Pension accrual and payment are over a very long period of time. From the start of accrual to the last pension payment can be as long as 80 years. During such a period, the world changes which can create risks that threaten your pension.

What are the risks?

Nedlloyd Pension Fund tries to be prepared for the risks that could threaten your pension. For example, the rapid increase in life expectancy. This increase is in fact greater than the increase we have taken into account. As members get older on average, their pensions have to be paid out for longer. Nedlloyd Pension Fund then has to have more money than was initially counted on.

Interest rates affect the value of pensions. Pension administrators estimate in advance how much money they will need to pay pensions. The lower the interest rate is, the more money Nedlloyd Pension Fund needs to have "in cash" to be able to pay all pensions later. So if interest rates remain low for a long time, it makes pensions more expensive.

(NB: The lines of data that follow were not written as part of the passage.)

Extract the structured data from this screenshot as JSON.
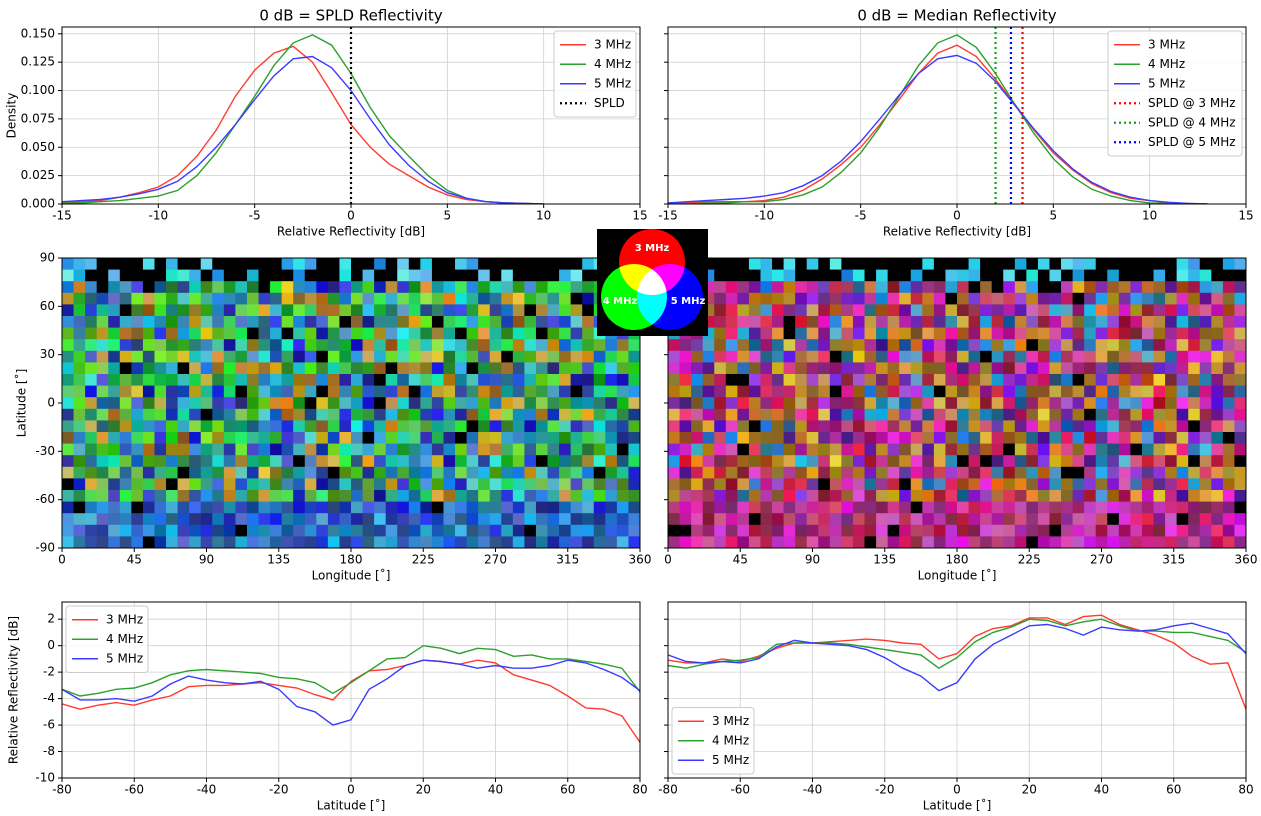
{
  "chart_data": [
    {
      "type": "line",
      "title": "0 dB = SPLD Reflectivity",
      "xlabel": "Relative Reflectivity [dB]",
      "ylabel": "Density",
      "x": [
        -15,
        -14,
        -13,
        -12,
        -11,
        -10,
        -9,
        -8,
        -7,
        -6,
        -5,
        -4,
        -3,
        -2,
        -1,
        0,
        1,
        2,
        3,
        4,
        5,
        6,
        7,
        8,
        9,
        10
      ],
      "series": [
        {
          "name": "3 MHz",
          "color": "#ff3b30",
          "values": [
            0.001,
            0.002,
            0.003,
            0.006,
            0.01,
            0.015,
            0.025,
            0.042,
            0.065,
            0.095,
            0.118,
            0.133,
            0.139,
            0.125,
            0.098,
            0.07,
            0.05,
            0.035,
            0.025,
            0.015,
            0.008,
            0.004,
            0.002,
            0.001,
            0.0005,
            0
          ]
        },
        {
          "name": "4 MHz",
          "color": "#2ca02c",
          "values": [
            0.001,
            0.001,
            0.002,
            0.003,
            0.005,
            0.007,
            0.012,
            0.025,
            0.045,
            0.07,
            0.095,
            0.122,
            0.142,
            0.149,
            0.14,
            0.115,
            0.085,
            0.06,
            0.042,
            0.025,
            0.012,
            0.005,
            0.002,
            0.001,
            0.0005,
            0
          ]
        },
        {
          "name": "5 MHz",
          "color": "#3b3bff",
          "values": [
            0.002,
            0.003,
            0.004,
            0.006,
            0.009,
            0.013,
            0.02,
            0.033,
            0.05,
            0.07,
            0.092,
            0.113,
            0.128,
            0.13,
            0.12,
            0.1,
            0.075,
            0.052,
            0.034,
            0.02,
            0.01,
            0.005,
            0.002,
            0.001,
            0.0005,
            0
          ]
        },
        {
          "name": "SPLD",
          "color": "#000000",
          "vline": 0,
          "linestyle": "dotted"
        }
      ],
      "xlim": [
        -15,
        15
      ],
      "xticks": [
        -15,
        -10,
        -5,
        0,
        5,
        10,
        15
      ],
      "ylim": [
        0,
        0.156
      ],
      "yticks": [
        {
          "value": 0,
          "label": "0.000"
        },
        {
          "value": 0.025,
          "label": "0.025"
        },
        {
          "value": 0.05,
          "label": "0.050"
        },
        {
          "value": 0.075,
          "label": "0.075"
        },
        {
          "value": 0.1,
          "label": "0.100"
        },
        {
          "value": 0.125,
          "label": "0.125"
        },
        {
          "value": 0.15,
          "label": "0.150"
        }
      ],
      "grid": true,
      "legend": "upper right"
    },
    {
      "type": "line",
      "title": "0 dB = Median Reflectivity",
      "xlabel": "Relative Reflectivity [dB]",
      "x": [
        -15,
        -14,
        -13,
        -12,
        -11,
        -10,
        -9,
        -8,
        -7,
        -6,
        -5,
        -4,
        -3,
        -2,
        -1,
        0,
        1,
        2,
        3,
        4,
        5,
        6,
        7,
        8,
        9,
        10,
        11,
        12,
        13
      ],
      "series": [
        {
          "name": "3 MHz",
          "color": "#ff3b30",
          "values": [
            0.001,
            0.001,
            0.002,
            0.002,
            0.002,
            0.003,
            0.006,
            0.012,
            0.022,
            0.035,
            0.05,
            0.07,
            0.092,
            0.115,
            0.133,
            0.14,
            0.13,
            0.11,
            0.088,
            0.065,
            0.045,
            0.03,
            0.018,
            0.01,
            0.005,
            0.003,
            0.001,
            0.0005,
            0
          ]
        },
        {
          "name": "4 MHz",
          "color": "#2ca02c",
          "values": [
            0,
            0,
            0.001,
            0.001,
            0.002,
            0.002,
            0.004,
            0.008,
            0.015,
            0.028,
            0.045,
            0.068,
            0.095,
            0.122,
            0.142,
            0.149,
            0.138,
            0.115,
            0.088,
            0.062,
            0.04,
            0.024,
            0.013,
            0.007,
            0.003,
            0.001,
            0.0005,
            0,
            0
          ]
        },
        {
          "name": "5 MHz",
          "color": "#3b3bff",
          "values": [
            0.001,
            0.002,
            0.003,
            0.004,
            0.005,
            0.007,
            0.01,
            0.016,
            0.025,
            0.038,
            0.055,
            0.075,
            0.096,
            0.115,
            0.128,
            0.131,
            0.124,
            0.108,
            0.087,
            0.066,
            0.047,
            0.031,
            0.019,
            0.011,
            0.006,
            0.003,
            0.0015,
            0.0005,
            0
          ]
        },
        {
          "name": "SPLD @ 3 MHz",
          "color": "#ff0000",
          "vline": 3.4,
          "linestyle": "dotted"
        },
        {
          "name": "SPLD @ 4 MHz",
          "color": "#1a9e1a",
          "vline": 2.0,
          "linestyle": "dotted"
        },
        {
          "name": "SPLD @ 5 MHz",
          "color": "#0000ff",
          "vline": 2.8,
          "linestyle": "dotted"
        }
      ],
      "xlim": [
        -15,
        15
      ],
      "xticks": [
        -15,
        -10,
        -5,
        0,
        5,
        10,
        15
      ],
      "sharey": true,
      "grid": true,
      "legend": "upper right"
    },
    {
      "type": "image",
      "xlabel": "Longitude [˚]",
      "ylabel": "Latitude [˚]",
      "xlim": [
        0,
        360
      ],
      "xticks": [
        0,
        45,
        90,
        135,
        180,
        225,
        270,
        315,
        360
      ],
      "ylim": [
        -90,
        90
      ],
      "yticks": [
        -90,
        -60,
        -30,
        0,
        30,
        60,
        90
      ],
      "grid": false
    },
    {
      "type": "image",
      "xlabel": "Longitude [˚]",
      "xlim": [
        0,
        360
      ],
      "xticks": [
        0,
        45,
        90,
        135,
        180,
        225,
        270,
        315,
        360
      ],
      "sharey": true,
      "grid": false
    },
    {
      "type": "rgb-key",
      "labels": [
        "3 MHz",
        "4 MHz",
        "5 MHz"
      ],
      "colors": [
        "#ff0000",
        "#00ff00",
        "#0000ff"
      ]
    },
    {
      "type": "line",
      "xlabel": "Latitude [˚]",
      "ylabel": "Relative Reflectivity [dB]",
      "x": [
        -80,
        -75,
        -70,
        -65,
        -60,
        -55,
        -50,
        -45,
        -40,
        -35,
        -30,
        -25,
        -20,
        -15,
        -10,
        -5,
        0,
        5,
        10,
        15,
        20,
        25,
        30,
        35,
        40,
        45,
        50,
        55,
        60,
        65,
        70,
        75,
        80
      ],
      "series": [
        {
          "name": "3 MHz",
          "color": "#ff3b30",
          "values": [
            -4.4,
            -4.8,
            -4.5,
            -4.3,
            -4.5,
            -4.1,
            -3.8,
            -3.1,
            -3.0,
            -3.0,
            -2.9,
            -2.8,
            -3.0,
            -3.2,
            -3.7,
            -4.1,
            -2.7,
            -1.9,
            -1.8,
            -1.5,
            -1.1,
            -1.2,
            -1.4,
            -1.1,
            -1.3,
            -2.2,
            -2.6,
            -3.0,
            -3.8,
            -4.7,
            -4.8,
            -5.3,
            -7.3
          ]
        },
        {
          "name": "4 MHz",
          "color": "#2ca02c",
          "values": [
            -3.3,
            -3.8,
            -3.6,
            -3.3,
            -3.2,
            -2.8,
            -2.2,
            -1.9,
            -1.8,
            -1.9,
            -2.0,
            -2.1,
            -2.4,
            -2.5,
            -2.8,
            -3.6,
            -2.8,
            -1.9,
            -1.0,
            -0.9,
            0.0,
            -0.2,
            -0.6,
            -0.2,
            -0.3,
            -0.8,
            -0.7,
            -1.0,
            -1.0,
            -1.2,
            -1.4,
            -1.7,
            -3.5
          ]
        },
        {
          "name": "5 MHz",
          "color": "#3b3bff",
          "values": [
            -3.3,
            -4.1,
            -4.1,
            -4.0,
            -4.2,
            -3.8,
            -2.9,
            -2.3,
            -2.6,
            -2.8,
            -2.9,
            -2.7,
            -3.3,
            -4.6,
            -5.0,
            -6.0,
            -5.6,
            -3.3,
            -2.5,
            -1.5,
            -1.1,
            -1.2,
            -1.4,
            -1.7,
            -1.5,
            -1.7,
            -1.7,
            -1.5,
            -1.1,
            -1.3,
            -1.8,
            -2.4,
            -3.4
          ]
        }
      ],
      "xlim": [
        -80,
        80
      ],
      "xticks": [
        -80,
        -60,
        -40,
        -20,
        0,
        20,
        40,
        60,
        80
      ],
      "ylim": [
        -10,
        3.3
      ],
      "yticks": [
        -10,
        -8,
        -6,
        -4,
        -2,
        0,
        2
      ],
      "grid": true,
      "legend": "upper left"
    },
    {
      "type": "line",
      "xlabel": "Latitude [˚]",
      "x": [
        -80,
        -75,
        -70,
        -65,
        -60,
        -55,
        -50,
        -45,
        -40,
        -35,
        -30,
        -25,
        -20,
        -15,
        -10,
        -5,
        0,
        5,
        10,
        15,
        20,
        25,
        30,
        35,
        40,
        45,
        50,
        55,
        60,
        65,
        70,
        75,
        80
      ],
      "series": [
        {
          "name": "3 MHz",
          "color": "#ff3b30",
          "values": [
            -1.1,
            -1.3,
            -1.3,
            -1.0,
            -1.2,
            -0.8,
            -0.2,
            0.2,
            0.2,
            0.3,
            0.4,
            0.5,
            0.4,
            0.2,
            0.1,
            -1.0,
            -0.6,
            0.7,
            1.3,
            1.5,
            2.1,
            2.1,
            1.6,
            2.2,
            2.3,
            1.6,
            1.2,
            0.8,
            0.2,
            -0.8,
            -1.4,
            -1.3,
            -4.8
          ]
        },
        {
          "name": "4 MHz",
          "color": "#2ca02c",
          "values": [
            -1.5,
            -1.7,
            -1.4,
            -1.2,
            -1.1,
            -0.9,
            0.1,
            0.2,
            0.2,
            0.2,
            0.1,
            -0.1,
            -0.3,
            -0.5,
            -0.7,
            -1.7,
            -0.9,
            0.3,
            1.0,
            1.4,
            2.0,
            1.9,
            1.5,
            1.8,
            2.0,
            1.5,
            1.1,
            1.1,
            1.0,
            1.0,
            0.7,
            0.4,
            -0.5
          ]
        },
        {
          "name": "5 MHz",
          "color": "#3b3bff",
          "values": [
            -0.7,
            -1.2,
            -1.3,
            -1.2,
            -1.3,
            -1.0,
            -0.1,
            0.4,
            0.2,
            0.1,
            0.0,
            -0.3,
            -0.9,
            -1.7,
            -2.3,
            -3.4,
            -2.8,
            -1.0,
            0.1,
            0.8,
            1.5,
            1.6,
            1.3,
            0.8,
            1.4,
            1.2,
            1.1,
            1.2,
            1.5,
            1.7,
            1.3,
            0.9,
            -0.6
          ]
        }
      ],
      "xlim": [
        -80,
        80
      ],
      "xticks": [
        -80,
        -60,
        -40,
        -20,
        0,
        20,
        40,
        60,
        80
      ],
      "sharey": true,
      "grid": true,
      "legend": "lower left"
    }
  ]
}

Investment results can also be disappointing. That is why Nedlloyd Pension Fund makes sure that the investments are spread over several investment types. Gains on one investment can make up for losses on another. A pension administrator can also hedge certain investment risks. This does come at a cost.

There are other risks that Nedlloyd Pension Fund must take into account to protect your pension as best it can. So the pension fund literally has to 'manage' those risks. More information about Nedlloyd Pensioenfonds' risk management can be found in the annual report.

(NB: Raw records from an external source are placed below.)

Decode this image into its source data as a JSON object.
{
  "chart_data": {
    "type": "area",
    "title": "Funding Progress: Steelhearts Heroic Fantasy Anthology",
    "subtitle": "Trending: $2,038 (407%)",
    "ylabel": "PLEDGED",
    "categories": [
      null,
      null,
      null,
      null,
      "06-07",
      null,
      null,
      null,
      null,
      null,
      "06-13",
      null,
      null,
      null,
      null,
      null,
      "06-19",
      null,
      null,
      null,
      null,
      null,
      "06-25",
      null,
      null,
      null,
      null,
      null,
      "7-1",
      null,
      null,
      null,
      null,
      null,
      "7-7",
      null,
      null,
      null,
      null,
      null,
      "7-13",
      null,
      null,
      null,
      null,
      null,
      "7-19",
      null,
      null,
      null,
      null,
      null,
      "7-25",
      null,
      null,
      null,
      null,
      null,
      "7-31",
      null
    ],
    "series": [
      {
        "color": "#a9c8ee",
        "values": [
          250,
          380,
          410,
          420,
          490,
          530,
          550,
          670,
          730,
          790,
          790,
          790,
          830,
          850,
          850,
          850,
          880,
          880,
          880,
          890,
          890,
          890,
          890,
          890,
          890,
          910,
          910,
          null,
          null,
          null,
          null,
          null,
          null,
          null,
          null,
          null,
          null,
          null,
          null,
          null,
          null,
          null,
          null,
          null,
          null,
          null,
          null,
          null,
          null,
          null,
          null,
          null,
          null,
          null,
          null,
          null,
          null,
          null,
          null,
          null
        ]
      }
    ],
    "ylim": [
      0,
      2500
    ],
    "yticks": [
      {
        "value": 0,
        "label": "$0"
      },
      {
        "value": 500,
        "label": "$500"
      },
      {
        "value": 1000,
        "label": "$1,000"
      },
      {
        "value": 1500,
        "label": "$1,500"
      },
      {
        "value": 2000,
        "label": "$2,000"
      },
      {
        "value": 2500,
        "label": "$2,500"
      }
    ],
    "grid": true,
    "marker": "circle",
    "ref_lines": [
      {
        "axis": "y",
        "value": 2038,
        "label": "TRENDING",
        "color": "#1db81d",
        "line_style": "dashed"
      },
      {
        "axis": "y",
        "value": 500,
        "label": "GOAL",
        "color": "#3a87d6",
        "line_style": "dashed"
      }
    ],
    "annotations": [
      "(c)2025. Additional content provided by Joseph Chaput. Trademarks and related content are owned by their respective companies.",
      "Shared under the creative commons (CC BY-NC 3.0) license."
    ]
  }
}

As of 2015, pension administrators must use the so-called policy coverage ratio when making policy decisions. Among other things, the pension fund's policy coverage ratio is important for decisions by the board of trustees regarding the level of contributions and the granting of indexation. The policy coverage ratio is also an important indicator of whether the pension fund is forced to reduce pensions. If the pension fund's policy coverage ratio is below 100%, the pension fund may not cooperate in individual value transfers. The policy coverage ratio is an average over twelve months.

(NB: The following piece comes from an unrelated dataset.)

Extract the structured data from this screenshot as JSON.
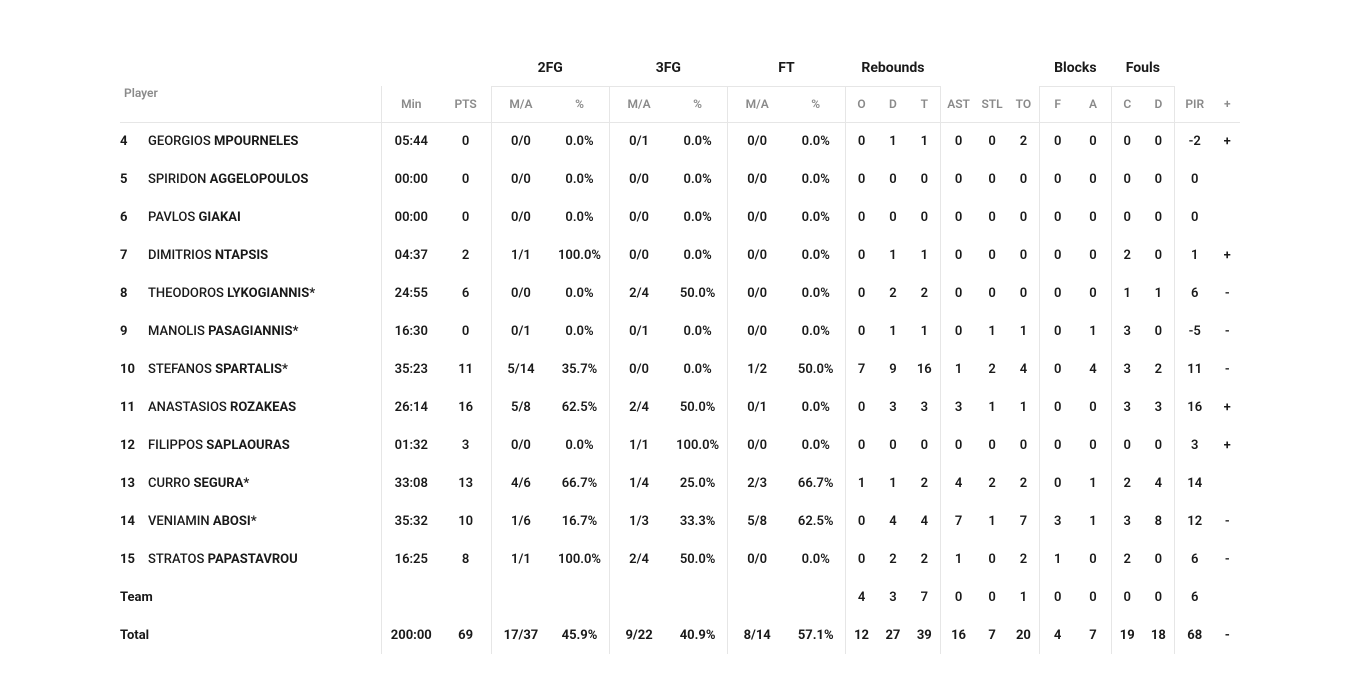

What if things go better or worse than expected?

On the website, under "What if things go better or worse than expected?" you can see an estimate of your pension if there are windfalls or setbacks in the future. You will see an estimate of your total pension, including AOW and various scenario amounts. You can find more explanation of these scenario amounts under Frequently Asked Questions. At 'View your situation' you will find more explanation and a video about the scenario amounts.

Are you already retired?
Then you will see an estimate of your pension at if there are windfalls or setbacks over the next 10 years. You will see this estimate from the time you receive AOW.

Also on the Uniform Pension Statement (UPO)
On the UPO, under "What if things go better or worse than expected", you will see an estimate of your pension at Nedlloyd Pension Fund if we face significant windfalls or setbacks. This also takes into account a possible increase in prices.